Pendidikan tampaknya merupakan misi utama pembukaan museum ini. Mereka yang datang tidak saja dapat melihat dan berdiskusi tentang seks, seksualitas, identitas gender, kesehatan seksual dan reproduksi; tetapi juga isu-isu yang lebih luas dari itu.
Nah, supaya lebih banyak pengunjung yang tertarik datang dan mendorong terobosan pemikiran tentang hal ini, diputuskan untuk tidak menyebut museum ini sebagai "museum ginekologis" tetapi "museum vagina".
Penggagas museum ini juga ingin menghapus stigma tentang kata itu sendiri, yang kerap dibuang demi eufemisme, atau hanya digunakan untuk merujuk pada alat kelamin perempuan yang samar-sama dan tidak informatif, serta tidak memasukkan makna lain seperti trans, non-binary, atau interseksual.
"Menyebut kata vagina, harusnya seperti mengucapkan kata hidung, mata, atau mulut," ujar Sarah Creed. "Ini hanya bagian lain dari tubuh."
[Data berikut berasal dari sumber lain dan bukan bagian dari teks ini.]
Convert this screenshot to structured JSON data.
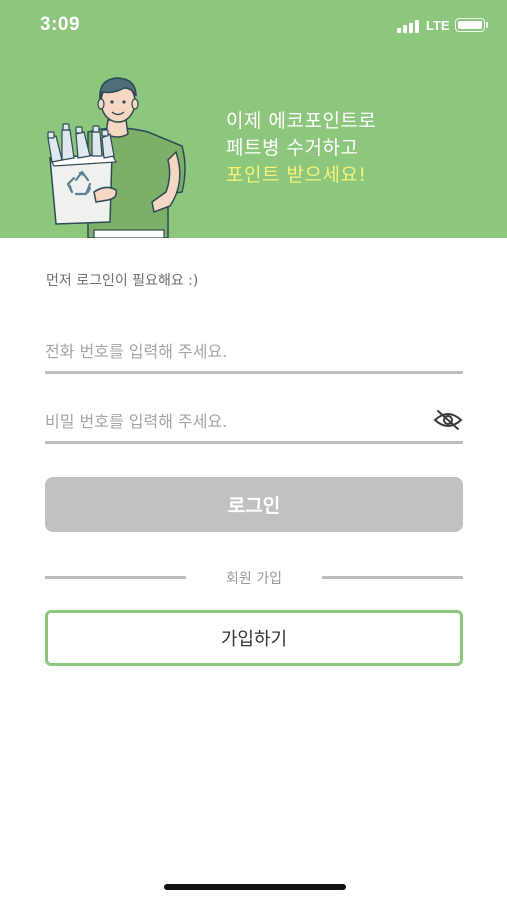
{
  "status_bar": {
    "time": "3:09",
    "network": "LTE",
    "battery_icon": "battery-icon",
    "signal_icon": "signal-icon"
  },
  "hero": {
    "background": "#8cc77d",
    "headline_line1": "이제 에코포인트로",
    "headline_line2": "페트병 수거하고",
    "headline_line3": "포인트 받으세요!",
    "highlight_color": "#f7f27a"
  },
  "login": {
    "hint": "먼저 로그인이 필요해요 :)",
    "phone_placeholder": "전화 번호를 입력해 주세요.",
    "phone_value": "",
    "password_placeholder": "비밀 번호를 입력해 주세요.",
    "password_value": "",
    "toggle_icon": "eye-off-icon",
    "login_label": "로그인"
  },
  "signup": {
    "divider_label": "회원 가입",
    "button_label": "가입하기",
    "accent": "#8cc77d"
  }
}
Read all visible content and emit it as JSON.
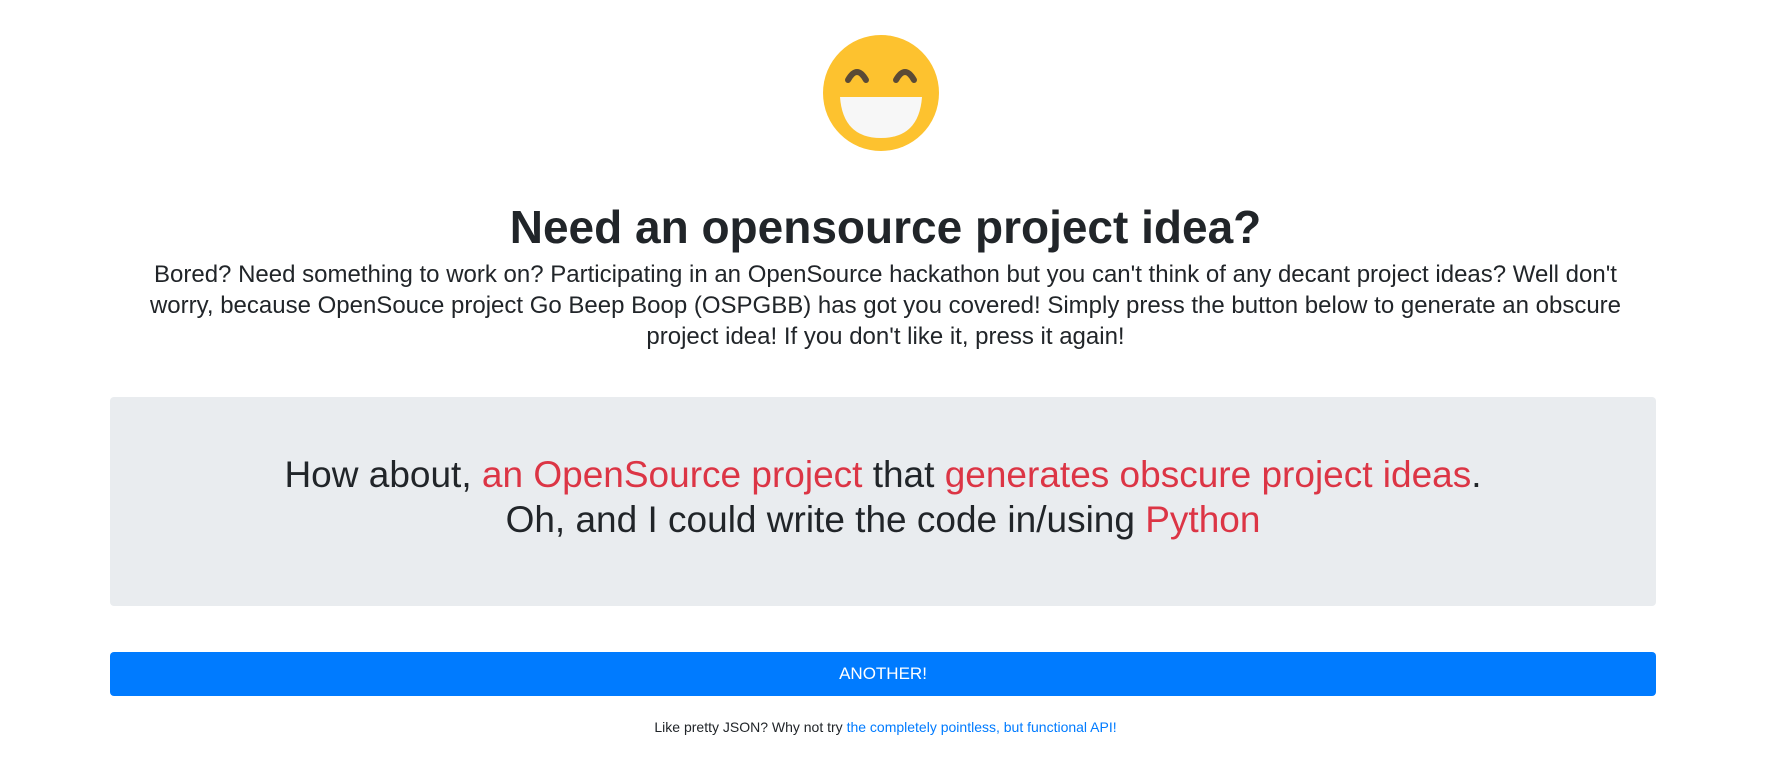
{
  "header": {
    "emoji_icon": "grinning-face-icon",
    "title": "Need an opensource project idea?",
    "intro": "Bored? Need something to work on? Participating in an OpenSource hackathon but you can't think of any decant project ideas? Well don't worry, because OpenSouce project Go Beep Boop (OSPGBB) has got you covered! Simply press the button below to generate an obscure project idea! If you don't like it, press it again!"
  },
  "idea": {
    "prefix": "How about, ",
    "subject": "an OpenSource project",
    "connector": " that ",
    "purpose": "generates obscure project ideas",
    "period": ".",
    "line2_prefix": "Oh, and I could write the code in/using ",
    "language": "Python"
  },
  "button": {
    "label": "ANOTHER!"
  },
  "footer": {
    "text": "Like pretty JSON? Why not try ",
    "link_text": "the completely pointless, but functional API!"
  },
  "colors": {
    "highlight": "#dc3545",
    "primary": "#007bff",
    "box_background": "#e9ecef",
    "emoji_face": "#fdc22f"
  }
}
Pameran pertama museum ini telah dibuka pertengahan November lalu dan tidak memungut biaya sama sekali. Museum akan buka setiap hari dan melangsungkan tur serta diskusi dan pertunjukan-pertunjukkan terkait isu perempuan.
Yang harus terus dipikirkan adalah bagaimana membuat pengunjung terus datang ke museum itu dengan maksud dan tujuan yang sama. Bukan sekedar karena ingin tahu dan foto-foto.
Sejauh ini sudah ada "museum vagina online" yang berbasis di Austria. Juga "Phallological Museum" di Islandia yang memamerkan lebih dari 215 penis dan bagian penis berbagai mamalia darat dan laut.